The ATX MAV-300W-P4 computer power supply is being reworked. The task is to convert it into a laboratory 0-24V, according to the current - as it turns out. They say that they manage to get 10A. Well, let's check.
Click on the diagram to enlarge
The power supply circuit is easy to google, but you can do without it, because we know that from the TL494 we will need the inputs of both comparators, and these are pins 1, 2, 15, 16, and their common output 3, which is usually used for correction. We also release pin 4, since it is usually used for various protections. However, we leave capacitor C22 and resistor R46 hanging on it for a smooth start. We unsolder only diode D17, disconnecting the voltage monitor from the TL.
Add resistors, regulators, shunt. As the latter, two 0.025 Ohm SMD resistors were used in parallel, which are included in the gap in the negative track from the transformer.
We connect the power supply to the network through a 200W incandescent lamp, which is designed to protect against breakdown of power transistors in the event of an emergency. At idle, the voltage is perfectly regulated from almost 0 to 24 volts. What will happen under load? We connect several powerful halogen lamps and see that the voltage is regulated to 20 volts. This is to be expected since we are using 12V windings and a midpoint rectifier. At a powerful load, PWM is already at its limit and it is no longer possible to get more.

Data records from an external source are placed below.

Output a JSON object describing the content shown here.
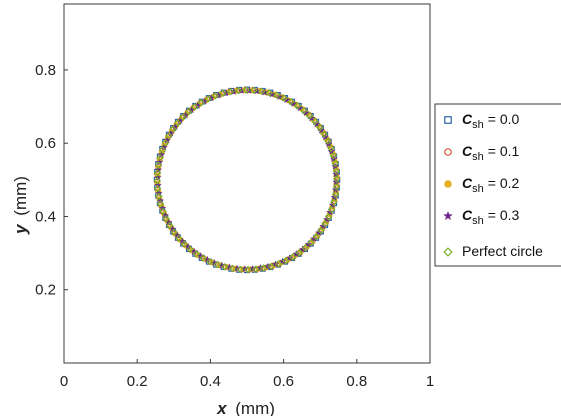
{
  "chart_data": {
    "type": "scatter",
    "title": "",
    "xlabel": "x",
    "xlabel_unit": "(mm)",
    "ylabel": "y",
    "ylabel_unit": "(mm)",
    "xlim": [
      0,
      1
    ],
    "ylim": [
      0,
      0.98
    ],
    "xticks": [
      0,
      0.2,
      0.4,
      0.6,
      0.8,
      1
    ],
    "xtick_labels": [
      "0",
      "0.2",
      "0.4",
      "0.6",
      "0.8",
      "1"
    ],
    "yticks": [
      0.2,
      0.4,
      0.6,
      0.8
    ],
    "ytick_labels": [
      "0.2",
      "0.4",
      "0.6",
      "0.8"
    ],
    "grid": false,
    "legend_position": "outside-right",
    "circle": {
      "center": [
        0.5,
        0.5
      ],
      "radius": 0.245,
      "n_points": 72
    },
    "series": [
      {
        "name": "C_sh = 0.0",
        "symbol": "C",
        "subscript": "sh",
        "value_text": "= 0.0",
        "marker": "square",
        "color": "#2f5fa8",
        "filled": false,
        "radius": 0.2465,
        "phase_deg": 0
      },
      {
        "name": "C_sh = 0.1",
        "symbol": "C",
        "subscript": "sh",
        "value_text": "= 0.1",
        "marker": "circle",
        "color": "#c8592a",
        "filled": false,
        "radius": 0.2455,
        "phase_deg": 1.2
      },
      {
        "name": "C_sh = 0.2",
        "symbol": "C",
        "subscript": "sh",
        "value_text": "= 0.2",
        "marker": "circle",
        "color": "#e8b022",
        "filled": true,
        "radius": 0.2445,
        "phase_deg": 2.4
      },
      {
        "name": "C_sh = 0.3",
        "symbol": "C",
        "subscript": "sh",
        "value_text": "= 0.3",
        "marker": "star",
        "color": "#6a2a8a",
        "filled": true,
        "radius": 0.2435,
        "phase_deg": 3.6
      },
      {
        "name": "Perfect circle",
        "label": "Perfect circle",
        "marker": "diamond",
        "color": "#7ab02c",
        "filled": false,
        "radius": 0.245,
        "phase_deg": 0.6
      }
    ]
  }
}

What to do? You can simply use a power supply to power not very powerful loads. But what to do if you really want to get the coveted 10 amps, especially since on the power supply label they are stated for a 12 volt line? Everything is very simple: we change the rectifier to a classic bridge of four diodes, thereby increasing the voltage amplitude at its output. To do this, you will need to install two more diodes. The diagram shows that such diodes were just installed, these are D24 and D25, along the -12 volt line. Unfortunately, their location on the board is not good for our case, so we will have to use diodes in “transistor” packages and either install separate radiators on them, or attach them to a common radiator and solder them with wiring. The requirements for diodes are the same: fast, powerful, for the required voltage.
With a converted rectifier, the voltage, even with a powerful load, is regulated from 0 to 24 volts, and current regulation also works.
There is one more problem left to solve - fan power. It is impossible to leave the power supply without active cooling, because the power transistors and rectifier diodes heat up according to the load. Standardly, the fan was powered from a +12 volt line, which we turned into an adjustable one with a voltage range slightly wider than the fan needed. Therefore, the simplest solution is to power it from the duty room. To do this, we replace capacitor C13 with a more capacitive one, increasing its capacity by 10 times. The voltage at the cathode D10 is 16 volts, and we take it for the fan, only through a resistor, the resistance of which must be selected so that the fan is 12 volts. As a bonus, you can output a good five-volt +5VSB power line from this power supply.
The requirements for the inductor are the same: we wind all the windings from the DGS and wind a new one: from 20 turns, 10 wires with a diameter of 0.5 mm in parallel. Of course, such a thick core may not fit into the ring, so the number of parallel wires can be reduced according to your load. For a maximum current of 10 amperes, the inductance of the inductor should be around 20uH.
A shunt built into an ammeter can be used as a shunt, and vice versa - a shunt can be used to connect an ammeter without a built-in shunt. The shunt resistance is around 0.01 Ohm. By decreasing the resistance of resistor R, you can increase the range of voltage adjustment upward.